Gerçekte ne oldu? Putin, Rusya'nın terörizme karşı mücadele edeceğini söyledi ve kendi ordusunu Suriye'ye gönderdi. Oysa Putin Esed rejiminin bekası uğruna onun bütün muhalifleriyle mücadele içinde bulundu. Esad rejimine ise; ülke nüfusunun en az yüzde 80'i ve Suriye'ye komşu tüm Sünni ülkeler karşıdır. Böylece Sayın Putin yanlış politikalarıyla Suriye halkının büyük çoğunluğunun, Arap Birliği ve Türkiye ile ilişkilerinin bozulmasına yol açtı. Esad'ın müttefikleri İran,  Hizbullah ve Irak'ın belirli Şii halkıdır. Bu bloka şimdi Rusya da katıldı.

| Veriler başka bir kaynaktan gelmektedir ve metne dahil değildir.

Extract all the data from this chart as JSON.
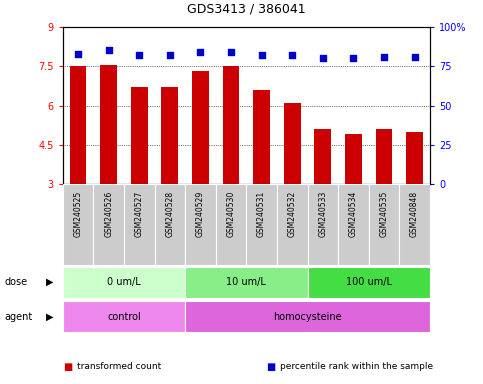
{
  "title": "GDS3413 / 386041",
  "samples": [
    "GSM240525",
    "GSM240526",
    "GSM240527",
    "GSM240528",
    "GSM240529",
    "GSM240530",
    "GSM240531",
    "GSM240532",
    "GSM240533",
    "GSM240534",
    "GSM240535",
    "GSM240848"
  ],
  "bar_values": [
    7.5,
    7.55,
    6.7,
    6.7,
    7.3,
    7.5,
    6.6,
    6.1,
    5.1,
    4.9,
    5.1,
    5.0
  ],
  "percentile_values": [
    83,
    85,
    82,
    82,
    84,
    84,
    82,
    82,
    80,
    80,
    81,
    81
  ],
  "bar_color": "#cc0000",
  "percentile_color": "#0000cc",
  "ylim_left": [
    3,
    9
  ],
  "ylim_right": [
    0,
    100
  ],
  "yticks_left": [
    3,
    4.5,
    6,
    7.5,
    9
  ],
  "yticks_right": [
    0,
    25,
    50,
    75,
    100
  ],
  "grid_y": [
    3,
    4.5,
    6,
    7.5,
    9
  ],
  "dose_groups": [
    {
      "label": "0 um/L",
      "start": 0,
      "end": 4,
      "color": "#ccffcc"
    },
    {
      "label": "10 um/L",
      "start": 4,
      "end": 8,
      "color": "#88ee88"
    },
    {
      "label": "100 um/L",
      "start": 8,
      "end": 12,
      "color": "#44dd44"
    }
  ],
  "agent_groups": [
    {
      "label": "control",
      "start": 0,
      "end": 4,
      "color": "#ee88ee"
    },
    {
      "label": "homocysteine",
      "start": 4,
      "end": 12,
      "color": "#dd66dd"
    }
  ],
  "dose_label": "dose",
  "agent_label": "agent",
  "legend_items": [
    {
      "label": "transformed count",
      "color": "#cc0000"
    },
    {
      "label": "percentile rank within the sample",
      "color": "#0000cc"
    }
  ],
  "sample_box_color": "#cccccc",
  "figsize": [
    4.83,
    3.84
  ],
  "dpi": 100
}
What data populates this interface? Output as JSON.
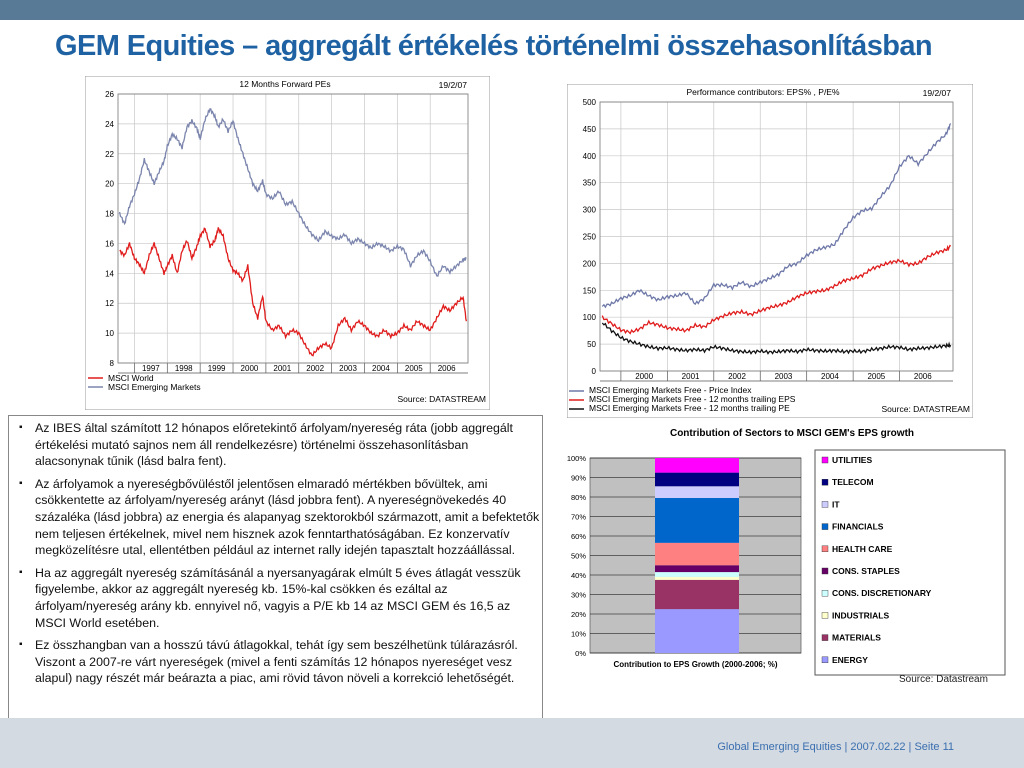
{
  "page": {
    "title": "GEM Equities – aggregált értékelés történelmi összehasonlításban",
    "footer": "Global Emerging Equities | 2007.02.22 | Seite 11",
    "bullets": [
      "Az IBES által számított 12 hónapos előretekintő árfolyam/nyereség ráta (jobb aggregált értékelési mutató sajnos nem áll rendelkezésre) történelmi összehasonlításban alacsonynak tűnik (lásd balra fent).",
      "Az árfolyamok a nyereségbővüléstől jelentősen elmaradó mértékben bővültek, ami csökkentette az árfolyam/nyereség arányt (lásd jobbra fent). A nyereségnövekedés 40 százaléka (lásd jobbra) az energia és alapanyag szektorokból származott, amit a befektetők nem teljesen értékelnek, mivel nem hisznek azok fenntarthatóságában. Ez konzervatív megközelítésre utal, ellentétben például az internet rally idején tapasztalt hozzáállással.",
      "Ha az aggregált nyereség számításánál a nyersanyagárak elmúlt 5 éves átlagát vesszük figyelembe, akkor az aggregált nyereség kb. 15%-kal csökken és ezáltal az árfolyam/nyereség arány kb. ennyivel nő, vagyis a P/E kb 14 az MSCI GEM és 16,5 az MSCI World esetében.",
      "Ez összhangban van a hosszú távú átlagokkal, tehát így sem beszélhetünk túlárazásról. Viszont a 2007-re várt nyereségek (mivel a fenti számítás 12 hónapos nyereséget vesz alapul) nagy részét már beárazta a piac, ami rövid távon növeli a korrekció lehetőségét."
    ]
  },
  "chart_data": [
    {
      "type": "line",
      "title": "12 Months Forward PEs",
      "date": "19/2/07",
      "source": "Source: DATASTREAM",
      "ylim": [
        8,
        26
      ],
      "yticks": [
        8,
        10,
        12,
        14,
        16,
        18,
        20,
        22,
        24,
        26
      ],
      "xlim": [
        1996.5,
        2007.15
      ],
      "xticks": [
        "1997",
        "1998",
        "1999",
        "2000",
        "2001",
        "2002",
        "2003",
        "2004",
        "2005",
        "2006"
      ],
      "grid": true,
      "legend_position": "bottom-left",
      "series": [
        {
          "name": "MSCI World",
          "color": "#e01c1c",
          "x": [
            1996.55,
            1996.7,
            1996.85,
            1997.0,
            1997.15,
            1997.3,
            1997.45,
            1997.6,
            1997.75,
            1997.9,
            1998.0,
            1998.15,
            1998.3,
            1998.45,
            1998.6,
            1998.75,
            1998.9,
            1999.0,
            1999.15,
            1999.3,
            1999.45,
            1999.55,
            1999.7,
            1999.85,
            2000.0,
            2000.15,
            2000.3,
            2000.45,
            2000.6,
            2000.75,
            2000.9,
            2001.0,
            2001.2,
            2001.4,
            2001.6,
            2001.8,
            2002.0,
            2002.2,
            2002.4,
            2002.6,
            2002.8,
            2003.0,
            2003.2,
            2003.4,
            2003.6,
            2003.8,
            2004.0,
            2004.2,
            2004.4,
            2004.6,
            2004.8,
            2005.0,
            2005.2,
            2005.4,
            2005.6,
            2005.8,
            2006.0,
            2006.2,
            2006.4,
            2006.6,
            2006.8,
            2007.0,
            2007.1
          ],
          "y": [
            15.5,
            15.2,
            16.0,
            15.0,
            14.6,
            14.0,
            15.2,
            16.0,
            15.0,
            14.0,
            14.5,
            15.2,
            14.0,
            15.5,
            16.2,
            15.0,
            15.8,
            16.5,
            17.0,
            15.8,
            16.2,
            17.0,
            16.5,
            15.0,
            14.2,
            14.0,
            13.5,
            14.5,
            12.0,
            11.0,
            12.5,
            10.8,
            10.2,
            10.5,
            9.8,
            10.2,
            10.0,
            9.2,
            8.5,
            9.0,
            9.3,
            9.0,
            10.5,
            11.0,
            10.2,
            10.8,
            10.5,
            10.0,
            9.8,
            10.2,
            9.8,
            10.0,
            10.5,
            10.2,
            10.8,
            10.5,
            10.2,
            11.0,
            11.8,
            11.5,
            12.0,
            12.4,
            10.8
          ]
        },
        {
          "name": "MSCI Emerging Markets",
          "color": "#7b85ad",
          "x": [
            1996.55,
            1996.7,
            1996.85,
            1997.0,
            1997.15,
            1997.3,
            1997.45,
            1997.6,
            1997.75,
            1997.9,
            1998.0,
            1998.15,
            1998.3,
            1998.45,
            1998.6,
            1998.75,
            1998.9,
            1999.0,
            1999.15,
            1999.3,
            1999.45,
            1999.55,
            1999.7,
            1999.85,
            2000.0,
            2000.15,
            2000.3,
            2000.45,
            2000.6,
            2000.75,
            2000.9,
            2001.0,
            2001.2,
            2001.4,
            2001.6,
            2001.8,
            2002.0,
            2002.2,
            2002.4,
            2002.6,
            2002.8,
            2003.0,
            2003.2,
            2003.4,
            2003.6,
            2003.8,
            2004.0,
            2004.2,
            2004.4,
            2004.6,
            2004.8,
            2005.0,
            2005.2,
            2005.4,
            2005.6,
            2005.8,
            2006.0,
            2006.2,
            2006.4,
            2006.6,
            2006.8,
            2007.0,
            2007.1
          ],
          "y": [
            18.0,
            17.3,
            18.5,
            19.3,
            20.3,
            21.6,
            20.8,
            20.0,
            20.8,
            21.5,
            22.5,
            23.3,
            23.0,
            22.4,
            23.8,
            24.2,
            23.7,
            23.0,
            24.3,
            25.0,
            24.5,
            23.8,
            24.3,
            23.5,
            24.2,
            23.0,
            22.0,
            21.0,
            20.0,
            19.5,
            20.2,
            19.3,
            19.0,
            19.5,
            18.6,
            18.8,
            18.0,
            17.2,
            16.6,
            16.2,
            16.8,
            16.5,
            16.3,
            16.6,
            16.0,
            16.3,
            16.0,
            15.7,
            16.0,
            15.8,
            15.5,
            15.8,
            15.6,
            14.5,
            15.2,
            15.5,
            14.8,
            13.8,
            14.5,
            14.1,
            14.5,
            14.9,
            15.0
          ]
        }
      ]
    },
    {
      "type": "line",
      "title": "Performance contributors: EPS% , P/E%",
      "date": "19/2/07",
      "source": "Source: DATASTREAM",
      "ylim": [
        0,
        500
      ],
      "yticks": [
        0,
        50,
        100,
        150,
        200,
        250,
        300,
        350,
        400,
        450,
        500
      ],
      "xlim": [
        1999.55,
        2007.15
      ],
      "xticks": [
        "2000",
        "2001",
        "2002",
        "2003",
        "2004",
        "2005",
        "2006"
      ],
      "grid": true,
      "legend_position": "bottom-left",
      "series": [
        {
          "name": "MSCI Emerging Markets Free - Price Index",
          "color": "#6e78a8",
          "x": [
            1999.6,
            1999.8,
            2000.0,
            2000.2,
            2000.4,
            2000.6,
            2000.8,
            2001.0,
            2001.2,
            2001.4,
            2001.6,
            2001.8,
            2002.0,
            2002.2,
            2002.4,
            2002.6,
            2002.8,
            2003.0,
            2003.2,
            2003.4,
            2003.6,
            2003.8,
            2004.0,
            2004.2,
            2004.4,
            2004.6,
            2004.8,
            2005.0,
            2005.2,
            2005.4,
            2005.6,
            2005.8,
            2006.0,
            2006.2,
            2006.4,
            2006.6,
            2006.8,
            2007.0,
            2007.1
          ],
          "y": [
            120,
            125,
            135,
            140,
            150,
            140,
            132,
            138,
            140,
            145,
            125,
            135,
            160,
            160,
            155,
            165,
            157,
            165,
            172,
            180,
            195,
            200,
            215,
            225,
            230,
            235,
            262,
            285,
            298,
            302,
            325,
            345,
            380,
            400,
            385,
            405,
            425,
            440,
            460
          ]
        },
        {
          "name": "MSCI Emerging Markets Free - 12 months trailing EPS",
          "color": "#e01c1c",
          "x": [
            1999.6,
            1999.8,
            2000.0,
            2000.2,
            2000.4,
            2000.6,
            2000.8,
            2001.0,
            2001.2,
            2001.4,
            2001.6,
            2001.8,
            2002.0,
            2002.2,
            2002.4,
            2002.6,
            2002.8,
            2003.0,
            2003.2,
            2003.4,
            2003.6,
            2003.8,
            2004.0,
            2004.2,
            2004.4,
            2004.6,
            2004.8,
            2005.0,
            2005.2,
            2005.4,
            2005.6,
            2005.8,
            2006.0,
            2006.2,
            2006.4,
            2006.6,
            2006.8,
            2007.0,
            2007.1
          ],
          "y": [
            100,
            88,
            76,
            72,
            78,
            90,
            86,
            80,
            78,
            75,
            85,
            82,
            95,
            102,
            108,
            110,
            105,
            112,
            118,
            122,
            128,
            138,
            145,
            148,
            150,
            158,
            168,
            172,
            178,
            190,
            196,
            202,
            205,
            198,
            200,
            212,
            220,
            225,
            232
          ]
        },
        {
          "name": "MSCI Emerging Markets Free - 12 months trailing PE",
          "color": "#111111",
          "x": [
            1999.6,
            1999.8,
            2000.0,
            2000.2,
            2000.4,
            2000.6,
            2000.8,
            2001.0,
            2001.2,
            2001.4,
            2001.6,
            2001.8,
            2002.0,
            2002.2,
            2002.4,
            2002.6,
            2002.8,
            2003.0,
            2003.2,
            2003.4,
            2003.6,
            2003.8,
            2004.0,
            2004.2,
            2004.4,
            2004.6,
            2004.8,
            2005.0,
            2005.2,
            2005.4,
            2005.6,
            2005.8,
            2006.0,
            2006.2,
            2006.4,
            2006.6,
            2006.8,
            2007.0,
            2007.1
          ],
          "y": [
            90,
            75,
            62,
            55,
            50,
            45,
            42,
            43,
            40,
            38,
            40,
            38,
            45,
            42,
            38,
            36,
            35,
            37,
            35,
            36,
            38,
            36,
            40,
            38,
            37,
            38,
            36,
            37,
            36,
            40,
            42,
            45,
            44,
            40,
            42,
            43,
            45,
            47,
            48
          ]
        }
      ]
    },
    {
      "type": "bar",
      "stacked": true,
      "title": "Contribution of Sectors to MSCI GEM's  EPS growth",
      "xlabel": "Contribution to EPS Growth (2000-2006; %)",
      "source": "Source: Datastream",
      "ylim": [
        0,
        100
      ],
      "yticks": [
        "0%",
        "10%",
        "20%",
        "30%",
        "40%",
        "50%",
        "60%",
        "70%",
        "80%",
        "90%",
        "100%"
      ],
      "legend_position": "right",
      "segments": [
        {
          "name": "ENERGY",
          "value": 22.5,
          "color": "#9999ff"
        },
        {
          "name": "MATERIALS",
          "value": 15.0,
          "color": "#993366"
        },
        {
          "name": "INDUSTRIALS",
          "value": 1.5,
          "color": "#ffffcc"
        },
        {
          "name": "CONS. DISCRETIONARY",
          "value": 2.5,
          "color": "#ccffff"
        },
        {
          "name": "CONS. STAPLES",
          "value": 3.5,
          "color": "#660066"
        },
        {
          "name": "HEALTH CARE",
          "value": 11.5,
          "color": "#ff8080"
        },
        {
          "name": "FINANCIALS",
          "value": 23.0,
          "color": "#0066cc"
        },
        {
          "name": "IT",
          "value": 6.0,
          "color": "#ccccff"
        },
        {
          "name": "TELECOM",
          "value": 7.0,
          "color": "#000080"
        },
        {
          "name": "UTILITIES",
          "value": 7.5,
          "color": "#ff00ff"
        }
      ]
    }
  ]
}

Türkiye için Suriye sınırı, Ukrayna Donbasının Rusya için önemli olduğu kadar önemlidir. Bir an düşünün ki, Poroşenko Erdoğan'dan Donetskde olan ayrılıkçılara karşı mücadelede yardım istedi. Çerkasda Türk taburu oradan Donest ve Luganskı vuruyor... Putin bu durumdan hoşlanır mıydı ve sonuç nasıl olurdu? Türkler bence çok sabırlı davrandı. Türkiye Cumhurbaşkanı 2 ay önce Rusya'dan IŞİD'le mücadele etmesini, Sünni muhalefetin olduğu bölgeleri bombalamamasını rica etti. Orada Türkmenler var, Suriye Türkleri olan bu insanlar Türkiye tarafından desteklenmektedir. Ancak Esed Türkiye'den de, Suriyeli Türkmenlerden de nefret ediyor. Putin ise Erdoğan'ı değil de Esad'ı dinledi Antalya'da düzenlenen G20 zirvesinde Cumhurbaşkanları arasında son görüşme yapıldı. Ancak Rus uçakları o bölgeleri bombalamakta devam ettiler. Rus uçakları Lazkiye'deki Türkmen köylerini bombaladı. Bunun sonucu olarak Türkler Rus uçağını vurdu. Kaç zamandır bu pilotlar tarafından akrabaları öldürülen yerli nüfus da Rus pilotunu öldürdü. Şimdi suçlu kim? Suç Suriye ile sınırı olan Türkiye'de değil, suç tüm ilgili ülkelerle anlaşmadan o bölgede macera peşinde olan Rusya'dadır. Türkler kendi soydaşlarının, kardeşlerinin orada Rusya tarafından kurşuna dizilmesini, Türkiye'de Suriyeli mültecilerin sayısının artmasını istemez. Ancak Rusya'nın Türkiye ile anlaşma gibi bir derdi yok. Bu kör bir düğümdür. Şimdi ne yapmak gerekir? Önemli olan Türkleri veya Türkmenleri cezalandırmak değil. Onları anlamamız gerekiyor. Eğer Rusya bunu düşünmezse kendini; teröre karşı koalisyondan tamamen ayıracak ve Esed'in müttefiki olacak.